Memories of My Mother
May 9, 2010 by Lillie
She was born in California, where her parents were migrant workers. Her family lived in migrant camps with people who were all poor and mostly minority. She was comfortable with diversity long before it became a buzzword. As a teenager, she moved to Utah to live with her grandmother after the death of her grandfather.
She and Daddy met when he was stationed in Utah during World War II, and she moved to Texas to marry him when he came home from the war. She left her family and became part of his, gave up her Mormon religion and joined the Methodist Church my father attended.
For the nearly fifty years of their marriage, they lived on the farm where my father had been born and would eventually die. Mama was a good farm wife and wonderful mother to her six children.
Both of my parents always put their kids first and supported us in everything we did—driving to football games to watch the girls march in the band or the boys play football, going to dances to hear my brother play drums in a Western band, attending school plays and concerts, and cheering us on in all our activities.
They were strict disciplinarians and expected us to do well in school. Seeing the look of disappointment on their faces when I did something wrong was worse punishment than a spanking.

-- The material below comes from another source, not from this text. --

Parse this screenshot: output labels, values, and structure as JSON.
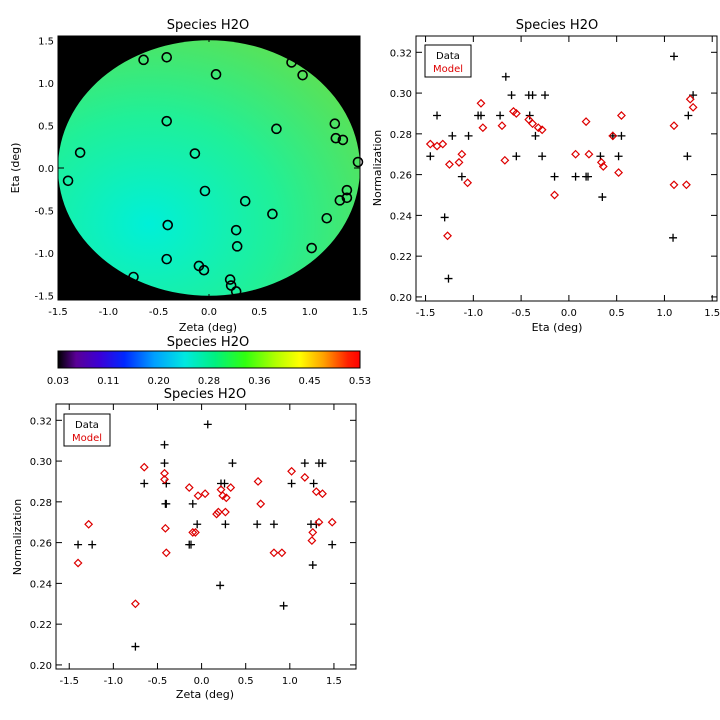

After my youngest sister entered school, Mama took a training course to become a licensed vocational nurse (LVN). She was an excellent nurse, showing the same love and attention to her patients as she did to her family.
Mama was quiet and unassuming, but she also enjoyed a good laugh. She had a little pillow on her favorite chair embroidered with the words: “My family tree is full of nuts.” All of those nuts found a sympathetic ear and wise counsel whenever they went to Mama for advice or help.
After they raised her family, Mama and Daddy raised four more children. They treated the two grandchildren and their half siblings who had no blood or legal relationship to my parents exactly like they had treated their own children. From time to time, they took in other children who were having problems.
Daddy was diagnosed with Alzheimer’s shortly after my sister and I went on a fabulous cruise with my parents. Mama spent the next seven years or so caring for him. She was in poor health herself so had to have help. My siblings and nieces and nephews and I helped, but eventually she had to put him in a nursing home for advanced medical care. The nearest facility that could handle his needs was more than fifty miles away from the farm. Mama could no longer drive; someone drove her to visit Daddy two or three times a week, even after he no longer knew her. She cared for him until the day he died, then she spent the remaining eight years of her life showering her love and care on the rest of the family.
Happy Mother’s Day, Mama. I miss you!